On the other hand, Insertion Sort works a bit better than the Selection Sort technique. This algorithm relies on the "movement" of the elements from their original places to their actual places. The algorithm for this technique looks like below:

```
InsertionSort(array A)
begin
lastIndex = length(A) - 1;
for i = 1 to lastIndex do
begin
k = A[i]
j = i - 1
while j >= 0 && A[j] > k do
begin
A[j+1] = A[j]
j = j-1
end
A[j+1] = k
end
end
```

And the implementation looks like below:

```
public void Sort(int[] arr)
{
for (int i = 1; i < arr.Length; i++)
{
var k = arr[i];
var j = i - 1;
while (j >= 0 && arr[j] > k)
{
arr[j + 1] = arr[j];
j--;
}
arr[j + 1] = k;
}
}
```

**How it works:**

In this approach as well, we have two pointers i and j which run on the dataset and for one iteration of i, j loops from the pointer i till the occurence of an element smaller than the current element of i encountered "in reverse" and moves the element to a relatively "smaller" position in the set. Then the element at j is placed with the current element at i.

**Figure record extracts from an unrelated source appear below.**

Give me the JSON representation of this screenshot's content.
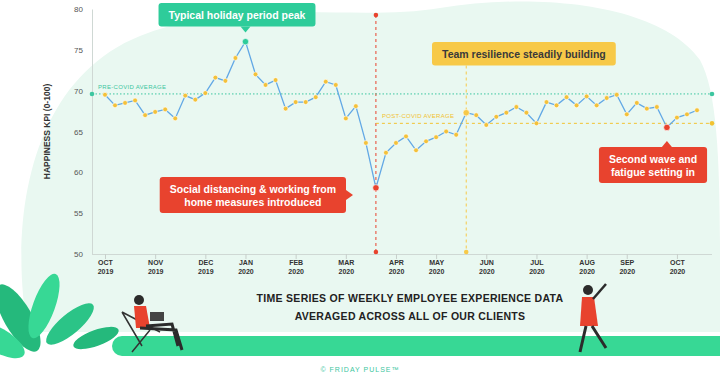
{
  "chart_data": {
    "type": "line",
    "title": "TIME SERIES OF WEEKLY EMPLOYEE EXPERIENCE DATA",
    "subtitle": "AVERAGED ACROSS ALL OF OUR CLIENTS",
    "y_label": "HAPPINESS KPI (0-100)",
    "source": "© FRIDAY PULSE™",
    "categories": [
      "OCT 2019",
      null,
      null,
      null,
      null,
      "NOV 2019",
      null,
      null,
      null,
      null,
      "DEC 2019",
      null,
      null,
      null,
      "JAN 2020",
      null,
      null,
      null,
      null,
      "FEB 2020",
      null,
      null,
      null,
      null,
      "MAR 2020",
      null,
      null,
      null,
      null,
      "APR 2020",
      null,
      null,
      null,
      "MAY 2020",
      null,
      null,
      null,
      null,
      "JUN 2020",
      null,
      null,
      null,
      null,
      "JUL 2020",
      null,
      null,
      null,
      null,
      "AUG 2020",
      null,
      null,
      null,
      "SEP 2020",
      null,
      null,
      null,
      null,
      "OCT 2020",
      null,
      null
    ],
    "values": [
      69.5,
      68.2,
      68.5,
      68.8,
      67.0,
      67.4,
      67.7,
      66.6,
      69.4,
      68.9,
      69.7,
      71.6,
      71.2,
      74.0,
      76.0,
      72.0,
      70.7,
      71.3,
      67.8,
      68.6,
      68.6,
      69.2,
      71.1,
      70.7,
      66.6,
      68.1,
      63.6,
      58.1,
      62.4,
      63.6,
      64.4,
      62.7,
      63.8,
      64.3,
      65.0,
      64.6,
      67.3,
      67.0,
      65.8,
      66.8,
      67.3,
      68.0,
      67.3,
      66.0,
      68.6,
      68.2,
      69.2,
      68.2,
      69.3,
      68.2,
      69.1,
      69.5,
      67.1,
      68.5,
      67.8,
      68.0,
      65.5,
      66.7,
      67.1,
      67.6
    ],
    "color": "#62a8e5",
    "marker": "circle",
    "ylim": [
      50,
      80
    ],
    "yticks": [
      50,
      55,
      60,
      65,
      70,
      75,
      80
    ],
    "grid": false,
    "averages": [
      {
        "label": "PRE-COVID AVERAGE",
        "value": 69.6,
        "color": "#3cc6a0",
        "line_style": "dotted"
      },
      {
        "label": "POST-COVID AVERAGE",
        "value": 66.0,
        "color": "#f2c230",
        "line_style": "dashed"
      }
    ],
    "annotations": [
      {
        "text": [
          "Typical holiday period peak"
        ],
        "point": 14,
        "color": "#2ecc9a"
      },
      {
        "text": [
          "Social distancing & working from",
          "home measures introduced"
        ],
        "point": 27,
        "color": "#e8432e",
        "line_style": "dashed"
      },
      {
        "text": [
          "Team resilience steadily building"
        ],
        "point": 36,
        "color": "#f7c948",
        "line_style": "dashed"
      },
      {
        "text": [
          "Second wave and",
          "fatigue setting in"
        ],
        "point": 56,
        "color": "#e8432e"
      }
    ]
  }
}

For a given dataset {5,9,2,4,7,8}, The flow looks like this:

```
Input: 5,9,2,4,7,8
LastIndex: 5
i: 1
5,9,2,4,7,8
i: 2 - element 2 is moved
5,9,9,4,7,8
5,5,9,4,7,8
2,5,9,4,7,8
i: 3 - element 4 is moved
2,5,9,9,7,8
2,5,5,9,7,8
2,4,5,9,7,8
i: 4 - element 7 is moved
2,4,5,9,9,8
2,4,5,7,9,8
i: 5 - element 8 is moved
2,4,5,7,9,9
2,4,5,7,8,9
2,4,5,7,8,9
Output: 2,4,5,7,8,9
```

**Complexity Analysis:**

Compared to Selection Sort, the inner loop of the Insertion Sort works comparatively less time because the loop doesn't necessarily run till the beginning of the loop at all times. For example, in the above dataset for the movement on element 7, the inner loop iterates just one place (from 4 to 3).

Hence this algorithm takes O(n(n-1)/2) in its worst case scenario where for every pass the inner loop needs to seek elements from last to first (probably when the set is sorted in descending order). Hence the worst case complexity is O(n2) while the expected case can be somewhere lesser than O(n2) (although not so less).

For the space, the technique takes a constant space of O(1) since we don't use any additional memory for the comparisons.

**Selection Sort vs Insertion Sort - Differences:**

As we can see from both the algorithms, we can find the following differences in how these algorithms work:

- From the Selection Sort example, we can see that with every pass the inner loop runs over unsorted elements and tries to sort them as the outer loop moves forward. In case of Insertion Sort, with every pass we're creating a "relatively" Sorted Set of elements ([5,9], [2,5,9], [2,5,4,9], [2,4,5,7,9], [2,4,5,7,8,9]) for the inner loop as the outer loop progresses forward.
- In case of a SelectionSort, we will have one definite "swap" per iteration. Whereas in the case of an InsertionSort, the element to be "swapped" is first taken aside in a temp variable (k) and once the inner loop moves the elements till an appropriate position for k is found, the swap finally happens.
- From a Time perspective, the SelectionSort takes the same O(n2) time for any scenario - be it the best case or the worst case. Whereas, the InsertionSort takes a varied time for various input scenarios - hence we say that for the worst case it takes O(n2) time while for other cases it is comparatively lower than O(n2) time.

**Final Thoughts:**

From a performance perspective, both these algorithms are less efficient than the other algorithms when put to test on a large dataset. However, if we have a memory constraint on our execution machine and have a relatively small datasets, these algorithms are worth using as they are very simple to implement.